I remember with my first pregnancy one of my major pet peeves was that many women felt it necessary to “warn” me about all of the horrible changes that were going to take place over the course of my pregnancy and journey through motherhood. It was like as soon as they found out I was pregnant with my first they had to tell me about the morning sickness, heartburn, swollen feet, back pain, and all the other physical ailments they had experienced. As my third trimester came, the stories changed from pregnancy woes to horror stories of grueling/lengthy/painful childbirths, and sleepless nights with babies who would cry non-stop. “Don’t be afraid to get an epidural!” “Go all natural, you don’t need meds!” “Get your sleep now because you’ll never get to sleep again!” “Enjoy your freedom while you have it!”
I found this line of commentary to be particularly annoying because 1) the majority of the things they’d described were in my case complete exaggerations of the reality, and 2) no one ever warned me about how much my life was going to change for the better!
My first pregnancy I was plagued with severe morning sickness. Like couldn’t keep anything down and didn’t want to even try. By third trimester I was limited to flip flops because of the swelling in my feet. My childbirth experience was literally near death for me, as I spiked a 104 fever and came down with an infection that spread to my bloodstream. I was induced, had a whirlwind, unmedicated birth, and was whisked away to the OR due to hemorrhage.
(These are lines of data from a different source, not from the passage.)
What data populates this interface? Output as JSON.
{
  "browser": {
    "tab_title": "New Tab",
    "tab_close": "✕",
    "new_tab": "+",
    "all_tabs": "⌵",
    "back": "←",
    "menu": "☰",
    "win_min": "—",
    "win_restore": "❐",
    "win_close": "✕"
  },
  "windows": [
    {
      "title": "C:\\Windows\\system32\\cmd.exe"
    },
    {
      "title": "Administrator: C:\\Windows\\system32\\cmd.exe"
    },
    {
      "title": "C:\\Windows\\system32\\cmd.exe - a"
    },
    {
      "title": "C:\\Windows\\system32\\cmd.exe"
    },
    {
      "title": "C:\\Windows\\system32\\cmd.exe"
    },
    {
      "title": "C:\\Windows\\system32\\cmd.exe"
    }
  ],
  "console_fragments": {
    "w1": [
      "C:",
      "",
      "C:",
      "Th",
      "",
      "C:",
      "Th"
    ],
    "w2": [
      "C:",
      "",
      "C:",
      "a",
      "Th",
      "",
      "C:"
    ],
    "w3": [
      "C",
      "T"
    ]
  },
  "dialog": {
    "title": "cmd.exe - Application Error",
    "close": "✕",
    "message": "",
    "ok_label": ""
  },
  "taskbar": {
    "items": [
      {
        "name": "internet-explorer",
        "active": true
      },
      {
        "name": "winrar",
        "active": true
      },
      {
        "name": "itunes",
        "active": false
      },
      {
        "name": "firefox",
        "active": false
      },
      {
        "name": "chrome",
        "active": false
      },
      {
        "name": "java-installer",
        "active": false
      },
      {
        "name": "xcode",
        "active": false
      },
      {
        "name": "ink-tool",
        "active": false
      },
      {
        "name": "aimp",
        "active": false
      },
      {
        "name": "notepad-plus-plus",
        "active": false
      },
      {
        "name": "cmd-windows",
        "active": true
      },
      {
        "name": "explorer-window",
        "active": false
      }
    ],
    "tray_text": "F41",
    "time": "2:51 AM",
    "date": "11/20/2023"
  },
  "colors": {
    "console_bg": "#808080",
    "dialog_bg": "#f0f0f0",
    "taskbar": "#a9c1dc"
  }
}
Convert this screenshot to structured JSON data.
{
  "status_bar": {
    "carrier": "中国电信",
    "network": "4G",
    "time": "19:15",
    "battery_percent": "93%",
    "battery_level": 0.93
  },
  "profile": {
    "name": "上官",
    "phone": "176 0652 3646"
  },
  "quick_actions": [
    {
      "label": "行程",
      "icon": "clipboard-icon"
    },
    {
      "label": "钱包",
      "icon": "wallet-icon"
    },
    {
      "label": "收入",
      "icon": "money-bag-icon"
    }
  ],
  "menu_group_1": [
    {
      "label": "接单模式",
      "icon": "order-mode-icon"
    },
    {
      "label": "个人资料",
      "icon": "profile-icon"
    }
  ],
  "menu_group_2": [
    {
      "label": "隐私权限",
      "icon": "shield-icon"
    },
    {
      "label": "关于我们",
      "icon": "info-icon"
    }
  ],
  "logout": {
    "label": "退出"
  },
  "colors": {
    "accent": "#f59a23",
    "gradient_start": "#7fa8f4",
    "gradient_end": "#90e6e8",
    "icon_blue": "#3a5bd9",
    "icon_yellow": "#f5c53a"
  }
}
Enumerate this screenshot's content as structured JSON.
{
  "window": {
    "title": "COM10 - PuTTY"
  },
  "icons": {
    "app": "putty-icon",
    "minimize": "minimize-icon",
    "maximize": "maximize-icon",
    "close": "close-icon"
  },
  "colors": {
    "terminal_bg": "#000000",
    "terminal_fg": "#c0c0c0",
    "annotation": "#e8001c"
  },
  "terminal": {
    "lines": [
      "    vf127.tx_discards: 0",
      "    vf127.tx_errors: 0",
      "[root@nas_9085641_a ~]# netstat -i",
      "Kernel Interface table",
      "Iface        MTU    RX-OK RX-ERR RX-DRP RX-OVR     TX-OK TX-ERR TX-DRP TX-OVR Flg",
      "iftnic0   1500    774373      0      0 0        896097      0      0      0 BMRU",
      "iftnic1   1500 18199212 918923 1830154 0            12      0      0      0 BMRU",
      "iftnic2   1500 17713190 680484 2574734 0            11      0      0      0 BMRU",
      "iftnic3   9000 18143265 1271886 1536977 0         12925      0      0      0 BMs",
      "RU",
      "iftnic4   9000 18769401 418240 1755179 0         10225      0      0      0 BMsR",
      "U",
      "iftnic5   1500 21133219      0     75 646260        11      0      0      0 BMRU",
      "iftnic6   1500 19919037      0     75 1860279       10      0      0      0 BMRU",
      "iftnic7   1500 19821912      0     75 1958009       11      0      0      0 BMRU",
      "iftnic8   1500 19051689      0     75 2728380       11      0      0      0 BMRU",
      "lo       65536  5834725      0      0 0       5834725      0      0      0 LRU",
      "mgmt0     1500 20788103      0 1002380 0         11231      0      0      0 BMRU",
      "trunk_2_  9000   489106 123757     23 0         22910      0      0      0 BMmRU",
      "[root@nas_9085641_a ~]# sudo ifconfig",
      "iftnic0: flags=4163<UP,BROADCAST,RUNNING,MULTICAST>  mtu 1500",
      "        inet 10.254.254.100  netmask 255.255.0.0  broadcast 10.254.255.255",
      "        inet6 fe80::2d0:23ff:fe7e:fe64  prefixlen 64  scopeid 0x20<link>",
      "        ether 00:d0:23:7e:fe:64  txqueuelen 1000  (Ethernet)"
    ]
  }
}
And in the midst of all of this chaos, my daughter, thanks be to God, was completely fine – no infection, healthy weight, and eating like a champ. All of this while I was confined to my hospital bed for three days, unable to walk and getting blood tests done hourly to monitor the infection. Now, I had no idea the gravity of my condition or experience until everything was said and done. The nurses and doctors that were steadily streaming through my recovery room made comments like, “Oh, you’re the patient everyone’s talking about! You’ve had quite the experience!”
And yes, it was indeed quite the experience. No one could have warned me or prepared me for it. And I think it’s safe to say that I have a birth story that could be considered scary or horrific. Yet at the end of the day, the only thing that I truly felt and feel like sharing about pregnancy and motherhood is that it is such a beautiful thing! Sure pregnancy and those early newborn days are physically and emotionally demanding, and sure there are a lot of difficulties and things to learn.
But in spite of all of that, I am somebody’s mother. This tiny human being depends completely on me (and my husband of course, who is the real MVP in the middle of all of this and deserves his own separate post, lol) – she literally needs me. At days old she cried every two hours because she needed me to feed her or just wanted me to hold her. And now at almost 18 months she sometimes still wakes up in the middle of the night to crawl into our bed because she just wants to be near us. She asks for help putting on her shoes, food when she is hungry or ice cream when she just wants a treat, reaches up to hold my hand to help her walk up the stairs, and sometimes cries when I take away the iPad before she goes to bed. She is her own person, with so much spunk and personality – and she is my daughter who needs me and loves me. And my husband and I love her so deeply! Honestly it blows my mind to think that God describes himself as a father to us – because I know how much I love my daughter… And boy oh boy that just means that God’s love for man is wayyyyyyyy beyond any comprehension!
With baby #2 shortly on the way, my husband asks me often if I’m nervous. After all, he witnessed and experienced first hand how difficult the first time was. To be honest, though, when I recall that first experience, as scary as it was, all I can think about is how awesome it is to be my daughter’s mom. So I’m not really nervous – perhaps excited would be the more appropriate word. I can’t wait to meet our little man and to love him like we love Kiara!